A nadadora Joana Maranhão acabou entrando na polêmica sobre a performance do artista nu no Museu de Arte Moderna de São Paulo (MAM). Abusada por um treinador quando tinha 9 anos, ela postou em sua conta no twitter:

“Pedofilia é o cara meter a mão dentro do meu maiô quando eu tinha 9 anos e me mandar ficar rindo. É ele me levar pra casa dele quando esposa e filhos estavam fora, gozar em cima de mim e eu não entender o que era aquilo. Então calem a porra da boca, parem de ser falsos moralistas de internet e façam algo proveitoso pra combater isso”.
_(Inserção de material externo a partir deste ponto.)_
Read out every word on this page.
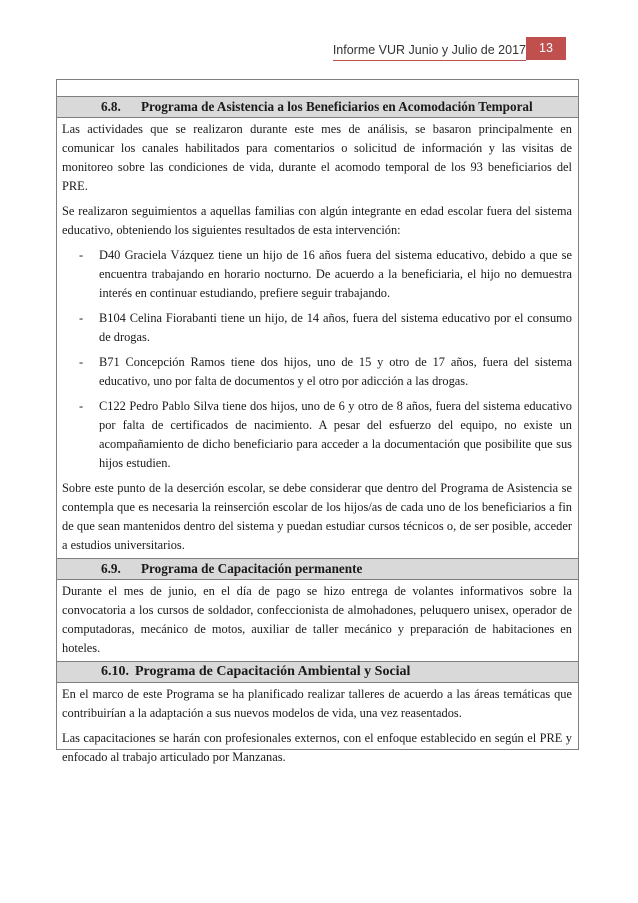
Informe VUR Junio y Julio de 2017	13
6.8. Programa de Asistencia a los Beneficiarios en Acomodación Temporal

Las actividades que se realizaron durante este mes de análisis, se basaron principalmente en comunicar los canales habilitados para comentarios o solicitud de información y las visitas de monitoreo sobre las condiciones de vida, durante el acomodo temporal de los 93 beneficiarios del PRE.

Se realizaron seguimientos a aquellas familias con algún integrante en edad escolar fuera del sistema educativo, obteniendo los siguientes resultados de esta intervención:

- D40 Graciela Vázquez tiene un hijo de 16 años fuera del sistema educativo, debido a que se encuentra trabajando en horario nocturno. De acuerdo a la beneficiaria, el hijo no demuestra interés en continuar estudiando, prefiere seguir trabajando.
- B104 Celina Fiorabanti tiene un hijo, de 14 años, fuera del sistema educativo por el consumo de drogas.
- B71 Concepción Ramos tiene dos hijos, uno de 15 y otro de 17 años, fuera del sistema educativo, uno por falta de documentos y el otro por adicción a las drogas.
- C122 Pedro Pablo Silva tiene dos hijos, uno de 6 y otro de 8 años, fuera del sistema educativo por falta de certificados de nacimiento. A pesar del esfuerzo del equipo, no existe un acompañamiento de dicho beneficiario para acceder a la documentación que posibilite que sus hijos estudien.

Sobre este punto de la deserción escolar, se debe considerar que dentro del Programa de Asistencia se contempla que es necesaria la reinserción escolar de los hijos/as de cada uno de los beneficiarios a fin de que sean mantenidos dentro del sistema y puedan estudiar cursos técnicos o, de ser posible, acceder a estudios universitarios.

6.9. Programa de Capacitación permanente

Durante el mes de junio, en el día de pago se hizo entrega de volantes informativos sobre la convocatoria a los cursos de soldador, confeccionista de almohadones, peluquero unisex, operador de computadoras, mecánico de motos, auxiliar de taller mecánico y preparación de habitaciones en hoteles.

6.10. Programa de Capacitación Ambiental y Social

En el marco de este Programa se ha planificado realizar talleres de acuerdo a las áreas temáticas que contribuirían a la adaptación a sus nuevos modelos de vida, una vez reasentados.

Las capacitaciones se harán con profesionales externos, con el enfoque establecido en según el PRE y enfocado al trabajo articulado por Manzanas.
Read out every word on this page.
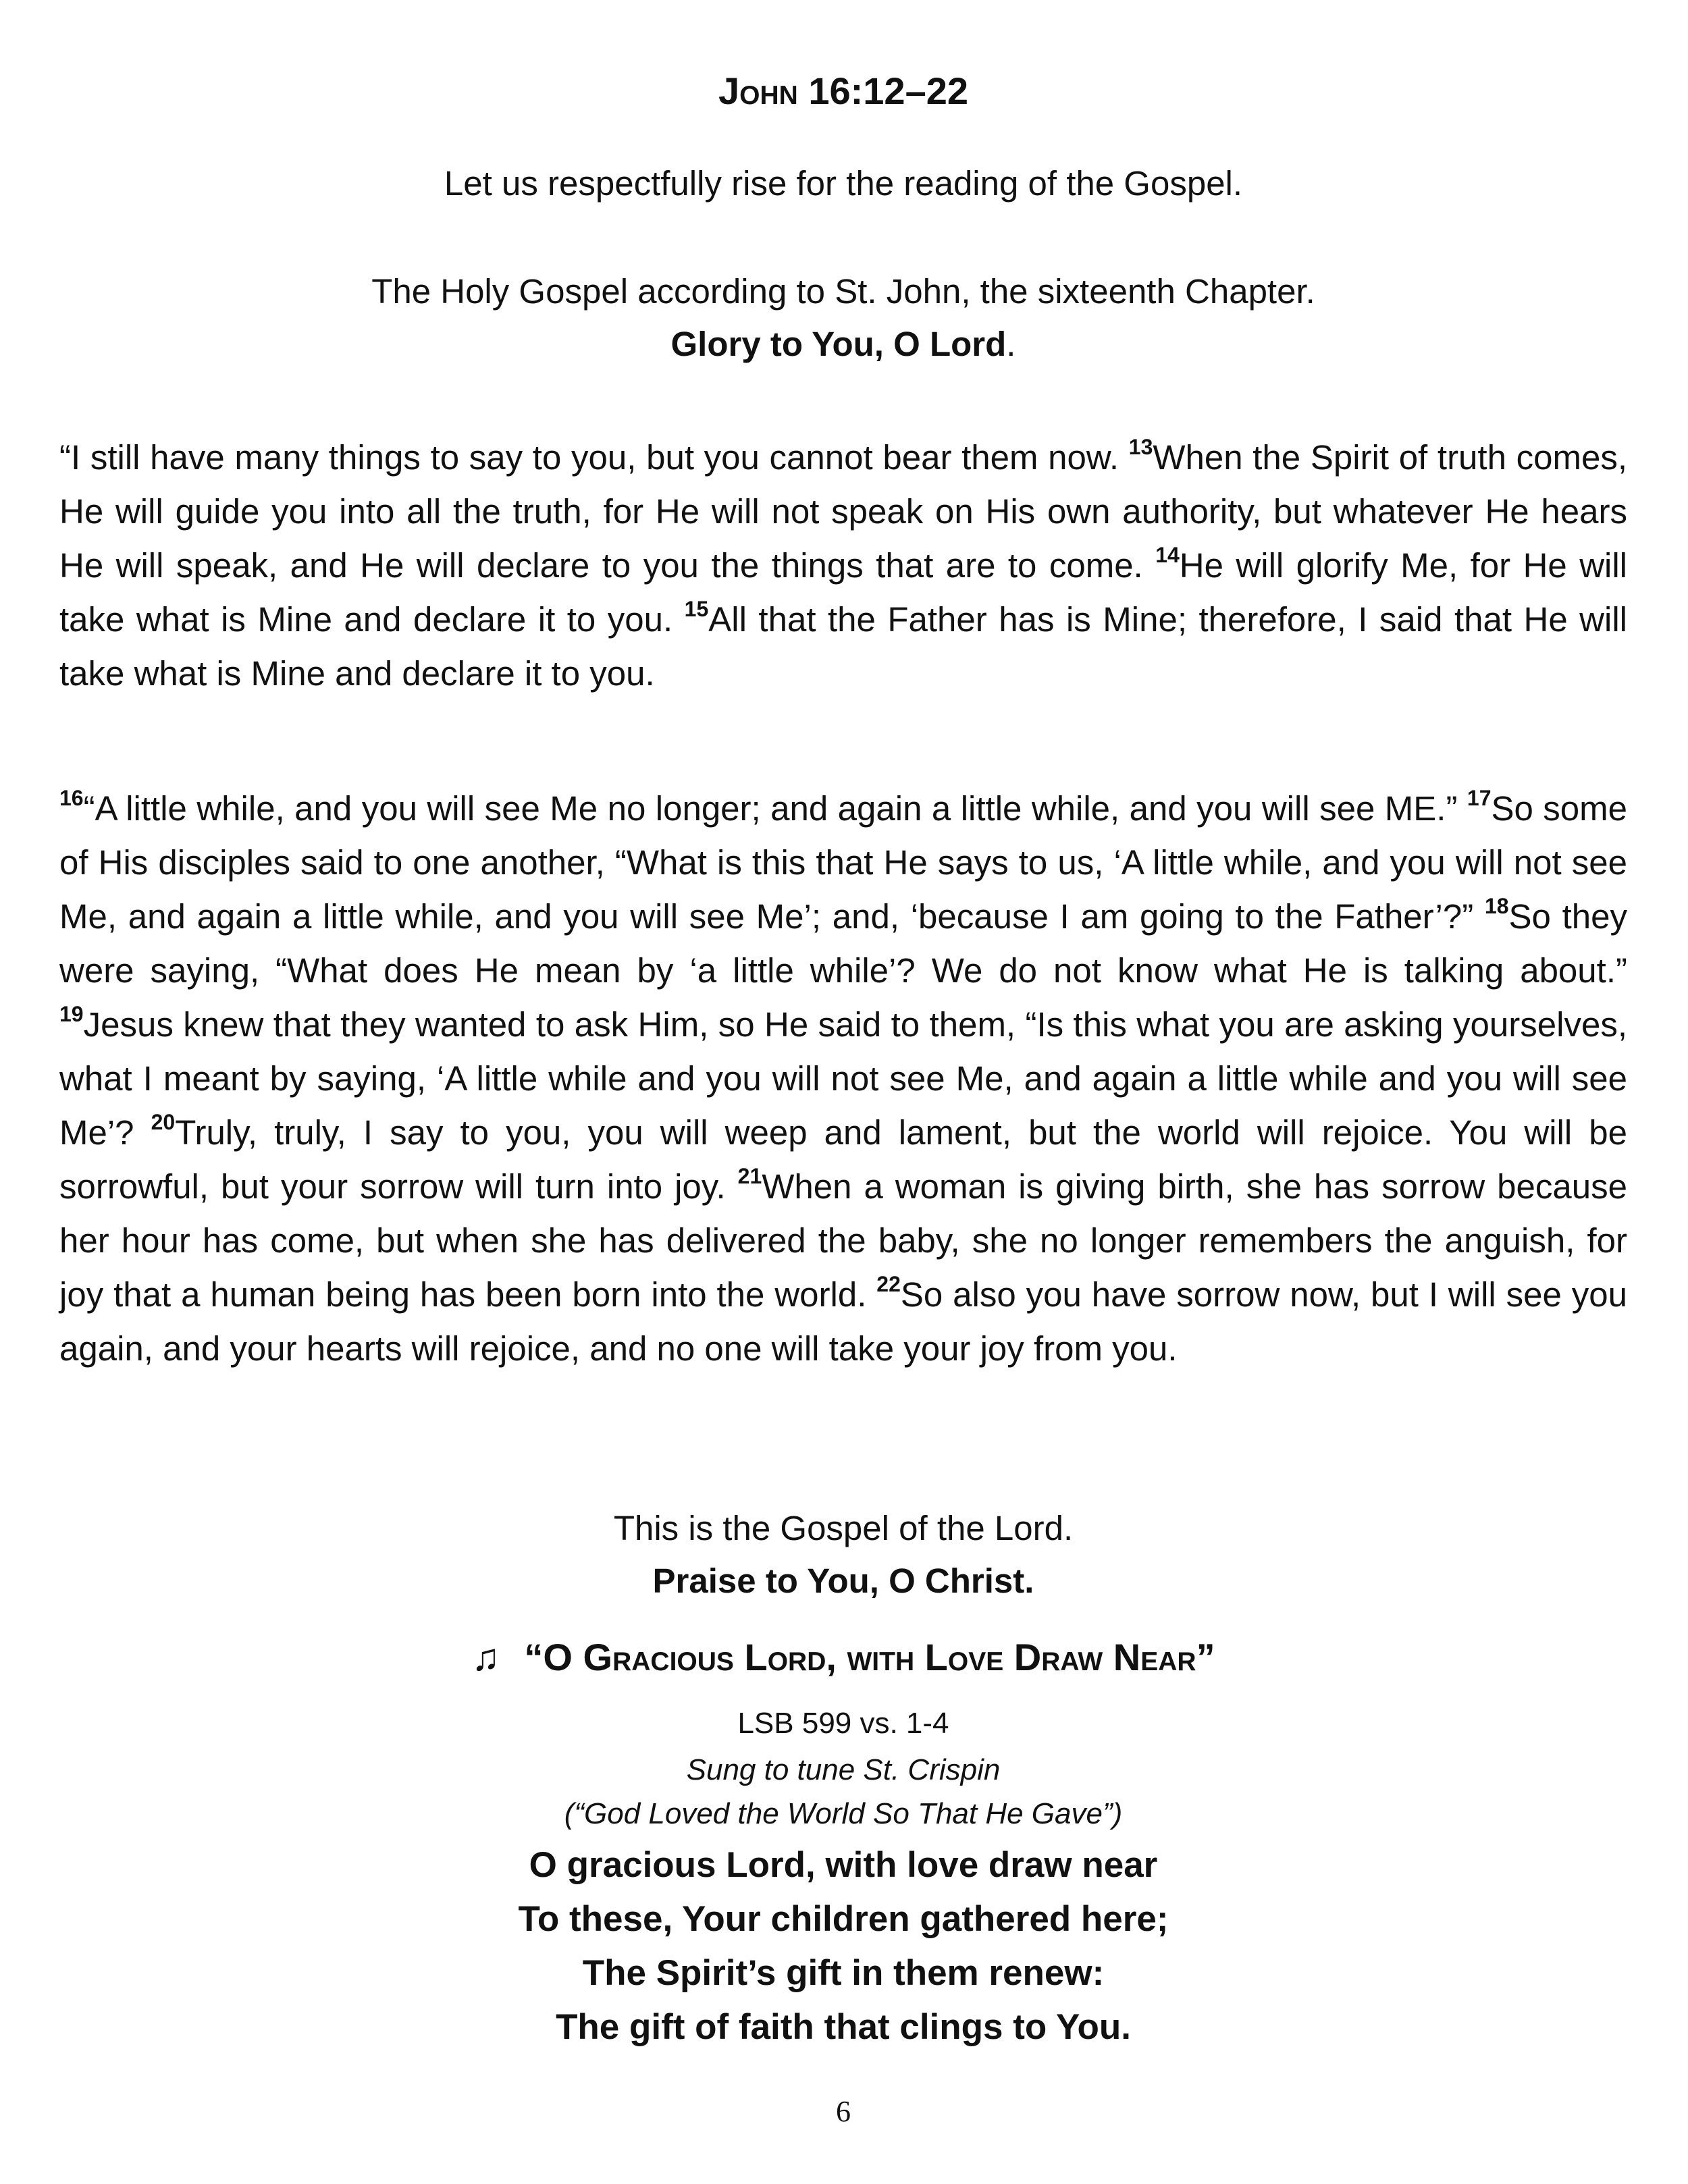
John 16:12–22
Let us respectfully rise for the reading of the Gospel.
The Holy Gospel according to St. John, the sixteenth Chapter.
Glory to You, O Lord.
“I still have many things to say to you, but you cannot bear them now. $^{13}$When the Spirit of truth comes, He will guide you into all the truth, for He will not speak on His own authority, but whatever He hears He will speak, and He will declare to you the things that are to come. $^{14}$He will glorify Me, for He will take what is Mine and declare it to you. $^{15}$All that the Father has is Mine; therefore, I said that He will take what is Mine and declare it to you.
$^{16}$“A little while, and you will see Me no longer; and again a little while, and you will see ME.” $^{17}$So some of His disciples said to one another, “What is this that He says to us, ‘A little while, and you will not see Me, and again a little while, and you will see Me’; and, ‘because I am going to the Father’?” $^{18}$So they were saying, “What does He mean by ‘a little while’? We do not know what He is talking about.” $^{19}$Jesus knew that they wanted to ask Him, so He said to them, “Is this what you are asking yourselves, what I meant by saying, ‘A little while and you will not see Me, and again a little while and you will see Me’? $^{20}$Truly, truly, I say to you, you will weep and lament, but the world will rejoice. You will be sorrowful, but your sorrow will turn into joy. $^{21}$When a woman is giving birth, she has sorrow because her hour has come, but when she has delivered the baby, she no longer remembers the anguish, for joy that a human being has been born into the world. $^{22}$So also you have sorrow now, but I will see you again, and your hearts will rejoice, and no one will take your joy from you.
This is the Gospel of the Lord.
Praise to You, O Christ.
♫ “O Gracious Lord, with Love Draw Near”
LSB 599 vs. 1-4
Sung to tune St. Crispin
(“God Loved the World So That He Gave”)
O gracious Lord, with love draw near
To these, Your children gathered here;
The Spirit’s gift in them renew:
The gift of faith that clings to You.
6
“Pedofilia é eu ficar confusa me sentindo culpada. Porque não era possível que aquele cara, que eu confiava como um pai, fosse fazer algo de ruim comigo. Ou seja, na minha cabeça a culpa era minha. Isso é pedofilia”, disse em outros posts na rede.

O primeiro contato com a natação foi aos três anos de idade, no Clube Português, em Recife, capital de Pernambuco. Joanna se desenvolveu no esporte e se destacou. Aos oito anos, o técnico foi contratado pelo clube e passou a treiná-la. Aos nove, ele começou a abusar sexualmente dela.

A exposição do artista Wagner Schwartz ocorreu somente na terça-feira, dia 26 de setembro, na estreia do 35º Panorama de arte Brasileira, e gerou polêmica nas redes sociais. Internautas criticaram o fato de crianças poderem entrar em contato com a exposição. De acordo com o MAM, o objetivo era abordar a arte no país e propor uma reflexão sobre a identidade brasileira.